On Thursday, actress Sophie Turner filed a lawsuit against her estranged spouse, pop star Joe Jonas.

According to Turner, Jonas filed for divorce in Florida on September 1, and she found out about it on September 5 through the media. The couple announced on their Instagram accounts on September 6 that they had mutually decided to terminate their marriage amicably.

Turner claims that she and Jonas met on September 17 and asked him for the children’s passports so she could transport them back to England. However, Jonas refused to hand over the passports of the girls, who were born in the United States and hold dual U.S. and British citizenship.

According to the court filing, Turner temporarily houses the girls in a Manhattan hotel. The Jonas Brothers were scheduled to perform in Philadelphia and Baltimore on Thursday and Friday, respectively.

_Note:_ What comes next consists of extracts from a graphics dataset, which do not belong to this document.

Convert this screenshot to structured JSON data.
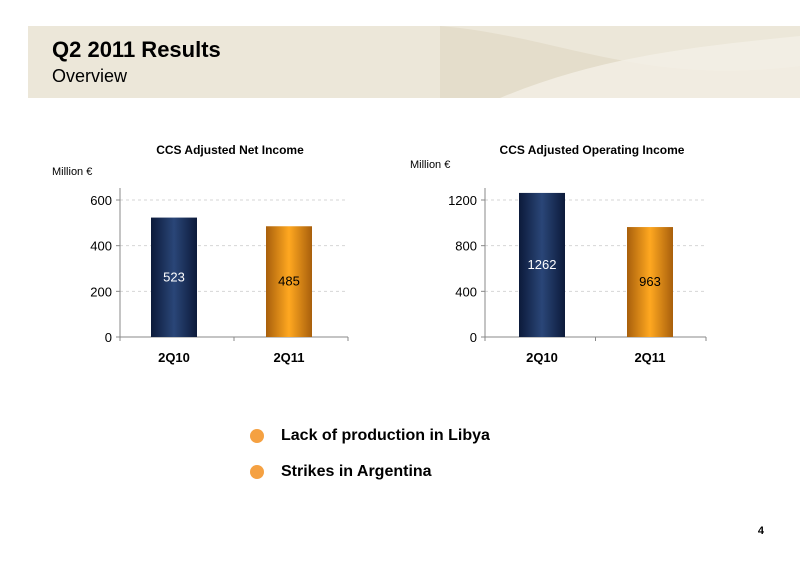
{
  "header": {
    "title": "Q2 2011 Results",
    "subtitle": "Overview"
  },
  "colors": {
    "navy": "#1a2f5c",
    "orange": "#f2a02a",
    "bullet": "#f5a142",
    "header_bg": "#ece7d9"
  },
  "chart_data": [
    {
      "type": "bar",
      "title": "CCS Adjusted Net Income",
      "ylabel": "Million €",
      "xlabel": "",
      "categories": [
        "2Q10",
        "2Q11"
      ],
      "values": [
        523,
        485
      ],
      "data_labels": [
        "523",
        "485"
      ],
      "bar_colors": [
        "navy",
        "orange"
      ],
      "ylim": [
        0,
        600
      ],
      "yticks": [
        0,
        200,
        400,
        600
      ],
      "grid": true,
      "legend": "none"
    },
    {
      "type": "bar",
      "title": "CCS Adjusted Operating Income",
      "ylabel": "Million €",
      "xlabel": "",
      "categories": [
        "2Q10",
        "2Q11"
      ],
      "values": [
        1262,
        963
      ],
      "data_labels": [
        "1262",
        "963"
      ],
      "bar_colors": [
        "navy",
        "orange"
      ],
      "ylim": [
        0,
        1200
      ],
      "yticks": [
        0,
        400,
        800,
        1200
      ],
      "grid": true,
      "legend": "none"
    }
  ],
  "bullets": [
    "Lack of production in Libya",
    "Strikes in Argentina"
  ],
  "page_number": "4"
}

Jonas stated that he is “seeking shared parenting so that the children are raised by both their mother and father” and that he is “fine with the children being raised in both the United States and the United Kingdom.”

“This is a regrettable legal dispute over a marriage that is sadly ending,” he continued. “When language like ‘abduction’ is used, it is at best deceptive and at worst a grave abuse of the legal system.”

Jonas stated that he did not startle Sophie Turner with divorce papers but instead filed for divorce after “multiple conversations with Sophie.”

Since 2005, when he and his siblings Nick and Kevin formed the Jonas siblings, Jonas has been a pop idol. He met Turner in 2016, and they wed in 2019.